The governing body of Claremont High School approved the school's conversion to an academy after campaigners claimed the headteacher had doors padlocked, brought in extra security and made areas of the school no go areas to prevent lobbying by parents and staff unhappy with the what they see as lack of consultation and accountability. The decision is controversial because nearly three quarters of all staff, teaching and non teaching, at the school had voted NO in an independently overseen secret ballot. The school has now written to parents to say the school will be an academy from April 1st.
Parents who turned up to a meeting organised by the unions on Wednesday had voiced concerns that they had not had the opportunity for proper consultation. There had been no meeting where they could have heard pros and cons, asked questions and debated the issue. Therefore the next day the Headteacher received many emails from parents asking for a delay in making a decision until consultation in the form of a meeting for all parents had taken place and some asking for a ballot similar to the staff one.
Comments from the emails included:
“We are concerned that there has been no consultation with any parents or any concrete information indicating what implications these changes would have for the future.”
“As parents, we think it would be democratic if there was a meeting and a ballot with the parents of the school before any final decisions are made.”
“An e-mail … voicing our concerns ... you failed to respond, thereby confirming our suspicions that there would be no meaningful consultation over these plans.”
“As you are aware the majority of staff have objected to this application . There must a very good reason as to why so many of them feel so strongly.”
“I do not feel I have been properly informed about this change and DO NOT wish for this important change to happen without more discussion.”
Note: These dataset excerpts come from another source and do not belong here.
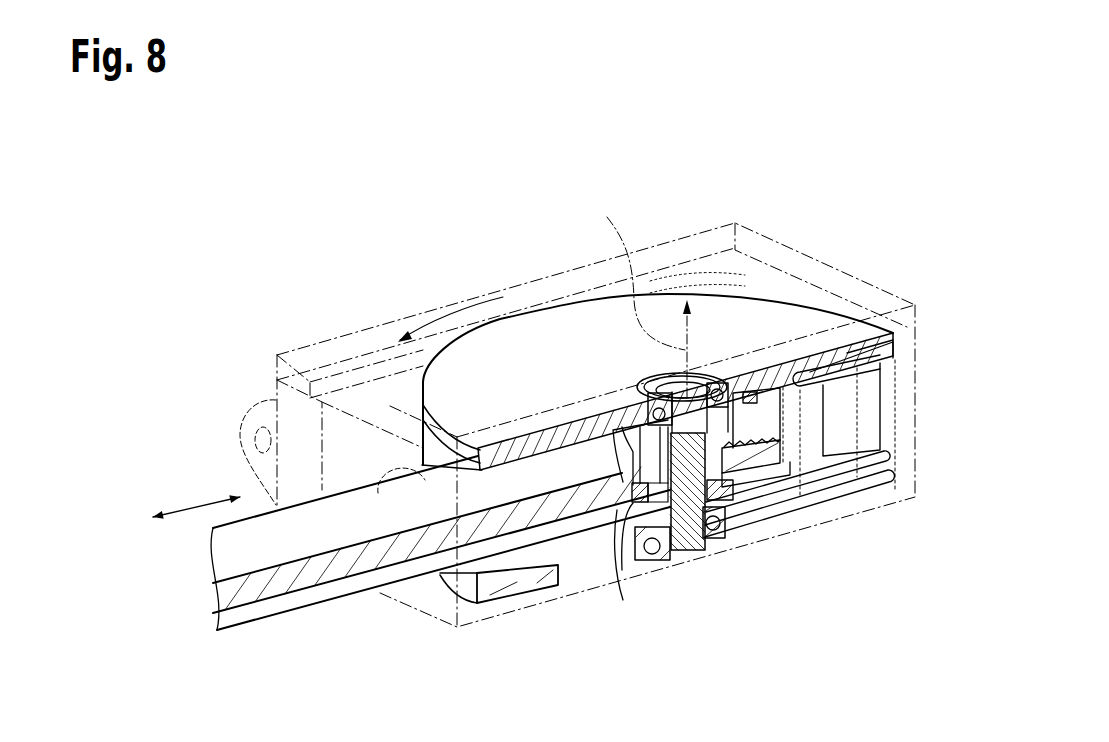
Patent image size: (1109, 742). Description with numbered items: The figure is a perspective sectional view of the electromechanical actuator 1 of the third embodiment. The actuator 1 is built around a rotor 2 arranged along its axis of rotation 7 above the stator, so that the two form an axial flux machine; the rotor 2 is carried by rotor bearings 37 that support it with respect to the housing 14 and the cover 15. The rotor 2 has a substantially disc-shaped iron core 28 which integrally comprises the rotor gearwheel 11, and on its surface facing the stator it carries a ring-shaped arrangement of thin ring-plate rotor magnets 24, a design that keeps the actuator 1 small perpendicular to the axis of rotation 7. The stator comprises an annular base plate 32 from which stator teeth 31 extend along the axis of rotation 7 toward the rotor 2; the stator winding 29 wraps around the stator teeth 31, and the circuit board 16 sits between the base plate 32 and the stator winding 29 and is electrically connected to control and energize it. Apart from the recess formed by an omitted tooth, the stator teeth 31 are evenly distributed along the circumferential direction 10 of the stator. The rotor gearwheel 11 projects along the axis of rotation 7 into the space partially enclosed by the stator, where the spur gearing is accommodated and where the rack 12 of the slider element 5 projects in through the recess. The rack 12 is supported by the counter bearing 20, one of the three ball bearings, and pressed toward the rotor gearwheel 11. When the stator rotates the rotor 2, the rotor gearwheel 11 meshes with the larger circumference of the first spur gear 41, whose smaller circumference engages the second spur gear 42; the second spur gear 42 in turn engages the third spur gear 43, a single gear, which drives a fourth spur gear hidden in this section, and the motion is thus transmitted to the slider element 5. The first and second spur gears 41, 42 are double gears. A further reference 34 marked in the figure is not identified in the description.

The actuator 1 is at (325, 193).
The rotor 2 is at (693, 304).
The slider element 5 is at (283, 627).
The axis of rotation 7 is at (643, 291).
The circumferential direction 10 is at (424, 327).
The rotor gearwheel 11 is at (688, 530).
The rack 12 is at (748, 395).
The housing 14 is at (445, 623).
The cover 15 is at (327, 338).
The circuit board 16 is at (888, 457).
The counter bearing 20 is at (668, 520).
The rotor magnets 24 is at (848, 352).
The iron core 28 is at (795, 323).
The stator winding 29 is at (860, 420).
The stator teeth 31 is at (880, 360).
The base plate 32 is at (873, 483).
The direction of displacement 34 is at (188, 507).
The rotor bearings 37 is at (718, 383).
The first spur gear 41 is at (623, 500).
The second spur gear 42 is at (770, 455).
The third spur gear 43 is at (745, 487).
Parents were astounded that they were not allowed into the school yesterday to make these points in person. They told staff outside the school gates, who earlier had been banned from lobbying the meeting or even delivering letters appealing for a delay, that it was appalling that parents could be treated in this way. They felt it was undemocratic and demeaning to treat the parents of the children who have made Claremont an outstanding school in such a manner.
The unions had written to the Headteacher and Chair of Governors stating that there would be industrial and legal action unless the decision was delayed as the governors had not followed the proper legal processes during consultation.